Now while the temptation for players would be to come out and simply say that they don’t want to attend the ESL tournament in the USA, there’s the unspoken rule that you *have* to participate in each tournament for a given TO, or risk not getting invited to another. So instead, players may conveniently take a break until after Raleigh and arrive back in time for the much more enticing PGL Wallachia Season 4. Or even take longer off. After all, the real events like Riyadh Masters and TI are really only a few months away!

Does Dota 2 have a burnout problem?

Image Credit: Valve

How to Fix the Dota 2 Burnout Problem

Unfortunately, there’s not a lot of great solutions that are going to happen in the short term – and maybe they shouldn’t. We’re right now in an era of Dota 2 where it’s a battle for survival and control for tournament owners.
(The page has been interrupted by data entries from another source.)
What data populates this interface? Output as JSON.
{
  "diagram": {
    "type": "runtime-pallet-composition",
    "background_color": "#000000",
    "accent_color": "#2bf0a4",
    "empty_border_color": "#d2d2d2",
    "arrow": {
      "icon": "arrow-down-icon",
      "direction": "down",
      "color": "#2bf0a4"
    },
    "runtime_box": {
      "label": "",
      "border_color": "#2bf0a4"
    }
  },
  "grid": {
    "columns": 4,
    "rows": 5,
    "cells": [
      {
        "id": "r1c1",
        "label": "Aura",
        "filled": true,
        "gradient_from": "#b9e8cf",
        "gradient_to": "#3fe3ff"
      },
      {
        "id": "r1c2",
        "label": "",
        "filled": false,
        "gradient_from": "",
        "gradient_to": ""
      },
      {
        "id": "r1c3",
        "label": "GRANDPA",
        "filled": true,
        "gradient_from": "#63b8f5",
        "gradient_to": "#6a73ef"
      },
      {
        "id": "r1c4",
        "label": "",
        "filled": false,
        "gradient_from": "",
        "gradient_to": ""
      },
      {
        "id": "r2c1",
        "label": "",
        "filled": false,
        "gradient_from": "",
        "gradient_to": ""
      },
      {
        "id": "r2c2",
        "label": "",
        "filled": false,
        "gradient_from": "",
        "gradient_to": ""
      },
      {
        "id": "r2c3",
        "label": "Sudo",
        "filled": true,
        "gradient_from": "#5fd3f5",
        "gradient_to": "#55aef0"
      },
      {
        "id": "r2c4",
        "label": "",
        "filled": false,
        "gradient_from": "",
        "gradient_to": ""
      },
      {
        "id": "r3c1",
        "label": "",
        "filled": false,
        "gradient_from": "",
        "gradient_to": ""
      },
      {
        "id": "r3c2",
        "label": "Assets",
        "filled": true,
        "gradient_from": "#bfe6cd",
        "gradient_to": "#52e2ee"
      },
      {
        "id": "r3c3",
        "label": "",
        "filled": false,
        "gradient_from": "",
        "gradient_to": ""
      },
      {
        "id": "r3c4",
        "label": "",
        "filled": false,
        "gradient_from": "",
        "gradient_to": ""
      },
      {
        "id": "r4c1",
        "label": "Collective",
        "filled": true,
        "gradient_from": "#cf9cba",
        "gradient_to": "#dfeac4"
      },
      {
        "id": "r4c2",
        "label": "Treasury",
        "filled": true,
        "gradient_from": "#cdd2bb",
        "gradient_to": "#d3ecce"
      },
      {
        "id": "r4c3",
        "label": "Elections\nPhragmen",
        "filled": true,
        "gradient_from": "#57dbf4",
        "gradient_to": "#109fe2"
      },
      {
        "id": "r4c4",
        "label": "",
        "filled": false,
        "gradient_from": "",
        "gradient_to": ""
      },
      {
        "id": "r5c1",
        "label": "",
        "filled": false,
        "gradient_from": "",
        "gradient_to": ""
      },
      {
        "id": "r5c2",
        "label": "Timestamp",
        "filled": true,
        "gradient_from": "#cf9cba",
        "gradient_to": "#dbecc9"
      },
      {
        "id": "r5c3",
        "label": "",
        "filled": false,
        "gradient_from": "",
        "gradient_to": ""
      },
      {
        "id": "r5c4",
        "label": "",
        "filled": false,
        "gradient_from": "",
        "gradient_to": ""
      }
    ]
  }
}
There’s a finite amount of time in a year, and a finite amount of viewers you can attract. If you’re one of the pro players who can grind it out, dodge burnout, cash out during a time where every month a TO wants to a portion of a million portion portion portion dollars at you, then you’re golden.

But what we’re going to see in the medium term is a decline in tournaments who can’t attract players and teams to them. While at the moment ESL and Esports World Cup are on top, the minute the luxury treatment and prize pools start to decline, I can’t imagine all the teams sticking around. And by some observers’ measure, there’s maybe only two or three years of gas left in those tanks.

I’ve previously predicted that it’s going to be the more accommodating tournament organizers that weather this storm. The ones that pay quickly, put the players up in hotels for a week after the event so they can play qualifiers for another tournament, set them up in nicer hotels, with more unique experiences, that are going to win this. And we can add to that the TOs who don’t mind players and teams skipping tournaments.

Dota 2 has been a player-driven esports – the most player-driven esports – for many years. If the players say it’s too much, burnout is real, then the Dota 2 tournament organizers, for all their million dollar events and week long productions, will have to relent.